FFRF is pleased to announce that its lawsuit against Shelton, Conn., has been successfully settled after the city halted its discriminatory policy.
FFRF, with local member Jerome Bloom, filed a federal lawsuit in U.S. District Court, Connecticut, in March 2016, after the city refused to allow them to place a nonreligious winter solstice display in Constitution Park. Yet, the city had allowed the American Legion to place a religious display featuring “heralding angels” there every December for at least four years. FFRF sued over impermissible viewpoint discrimination.
The city had even deemed FFRF’s proposed display “offensive to many.” FFRF’s display reads: “At this Season of the Winter Solstice, may reason prevail. There are no gods, no devils, no angels, no heaven or hell. There is only our natural world. Religion is but myth and superstition that hardens hearts and enslaves minds.”
The joint settlement agreement indicates the city agrees not to allow private unattended displays in Constitution Park. The city agreed that anywhere it “allows private parties to erect unattended displays . . . it will allow plaintiffs to erect a display in that park, without regard to the content or viewpoint . . . so long as plaintiffs’ display complies with any neutral, written city policies regarding such displays.”
It also formally stipulates that Huntington Green, an open space in the city, is a “public forum for private unattended displays.”
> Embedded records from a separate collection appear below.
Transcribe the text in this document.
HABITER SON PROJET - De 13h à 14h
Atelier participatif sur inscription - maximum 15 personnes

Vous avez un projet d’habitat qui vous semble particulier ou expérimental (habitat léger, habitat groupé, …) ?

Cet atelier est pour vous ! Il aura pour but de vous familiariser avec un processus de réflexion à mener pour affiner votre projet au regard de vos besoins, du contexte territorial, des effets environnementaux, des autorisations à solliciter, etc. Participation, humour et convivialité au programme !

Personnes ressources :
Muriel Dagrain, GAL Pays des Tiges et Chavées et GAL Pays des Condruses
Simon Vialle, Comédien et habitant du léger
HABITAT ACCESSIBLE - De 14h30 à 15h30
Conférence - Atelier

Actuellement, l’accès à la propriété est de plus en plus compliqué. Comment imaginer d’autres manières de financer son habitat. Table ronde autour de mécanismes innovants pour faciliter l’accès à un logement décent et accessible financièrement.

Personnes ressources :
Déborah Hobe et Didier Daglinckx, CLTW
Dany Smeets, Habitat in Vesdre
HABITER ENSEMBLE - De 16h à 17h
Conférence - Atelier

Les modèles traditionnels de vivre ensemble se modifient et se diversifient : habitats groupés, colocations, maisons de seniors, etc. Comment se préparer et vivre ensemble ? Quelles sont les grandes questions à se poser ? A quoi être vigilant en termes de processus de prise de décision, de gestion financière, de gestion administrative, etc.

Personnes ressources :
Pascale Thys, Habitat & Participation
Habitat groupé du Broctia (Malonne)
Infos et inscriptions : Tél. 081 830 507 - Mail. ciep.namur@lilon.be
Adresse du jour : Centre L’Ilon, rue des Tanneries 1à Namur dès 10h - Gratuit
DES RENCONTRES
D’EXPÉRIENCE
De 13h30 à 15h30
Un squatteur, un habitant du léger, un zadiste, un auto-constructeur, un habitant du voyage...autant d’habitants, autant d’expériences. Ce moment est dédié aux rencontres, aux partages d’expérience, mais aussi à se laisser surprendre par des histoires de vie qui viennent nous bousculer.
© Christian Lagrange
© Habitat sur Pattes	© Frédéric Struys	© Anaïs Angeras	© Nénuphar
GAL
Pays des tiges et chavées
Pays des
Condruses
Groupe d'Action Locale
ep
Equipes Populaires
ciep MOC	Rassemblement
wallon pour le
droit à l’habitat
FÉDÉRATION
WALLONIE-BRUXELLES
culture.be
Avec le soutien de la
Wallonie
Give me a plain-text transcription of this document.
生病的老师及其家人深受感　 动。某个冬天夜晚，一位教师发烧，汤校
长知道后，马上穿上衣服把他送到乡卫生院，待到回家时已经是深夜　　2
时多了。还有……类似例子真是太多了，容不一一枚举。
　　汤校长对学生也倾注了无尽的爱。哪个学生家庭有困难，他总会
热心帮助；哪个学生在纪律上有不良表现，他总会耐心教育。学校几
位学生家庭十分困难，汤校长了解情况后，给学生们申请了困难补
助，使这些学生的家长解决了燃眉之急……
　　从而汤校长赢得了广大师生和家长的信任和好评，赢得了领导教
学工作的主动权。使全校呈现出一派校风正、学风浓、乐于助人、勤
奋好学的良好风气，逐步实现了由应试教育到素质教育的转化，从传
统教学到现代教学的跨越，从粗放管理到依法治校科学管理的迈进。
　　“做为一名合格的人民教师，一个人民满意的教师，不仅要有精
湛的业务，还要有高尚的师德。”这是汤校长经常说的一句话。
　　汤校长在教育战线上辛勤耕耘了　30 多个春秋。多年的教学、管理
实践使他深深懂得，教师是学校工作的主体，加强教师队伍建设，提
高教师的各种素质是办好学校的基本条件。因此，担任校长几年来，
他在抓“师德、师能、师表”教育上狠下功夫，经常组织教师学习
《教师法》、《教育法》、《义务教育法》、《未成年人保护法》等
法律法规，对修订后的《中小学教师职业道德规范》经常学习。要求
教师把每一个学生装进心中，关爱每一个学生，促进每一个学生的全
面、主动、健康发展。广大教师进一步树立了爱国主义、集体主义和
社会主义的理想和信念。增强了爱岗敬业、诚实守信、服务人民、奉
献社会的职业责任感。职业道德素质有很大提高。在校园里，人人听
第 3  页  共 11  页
Late last year, the city disallowed displays in Constitution Park, including the American Legion’s angel display. It also permitted FFRF to place its winter solstice display in Huntington Park, where the city also permitted a Christian nativity display. Unfortunately, FFRF’s sign was mutilated and destroyed.
The city also agreed to pay FFRF its filing fees and other legal costs of $936.50.
“We are pleased the city of Shelton will no longer discriminate against atheists and other nonbelievers in its public forums, and that it has closed the forum at Constitution Park,” says FFRF Co-President Dan Barker.
Barker indicated that FFRF and Bloom will continue to erect a winter solstice display in Huntington Green as long as religious displays are put up, and added: “We question that it’s truly a public forum if dissenting points of view are vandalized. We’ll be back in December, but will be asking for additional protection of our display.”
FFRF thanks Jerome Bloom for making possible the legal victory.
FFRF was represented by attorney Laurence J. Cohen, of Springfield, Mass., with FFRF Attorneys Elizabeth Cavell and Ryan Jayne, who is FFRF’s Eric Stone Legal Fellow, serving as co-counsel.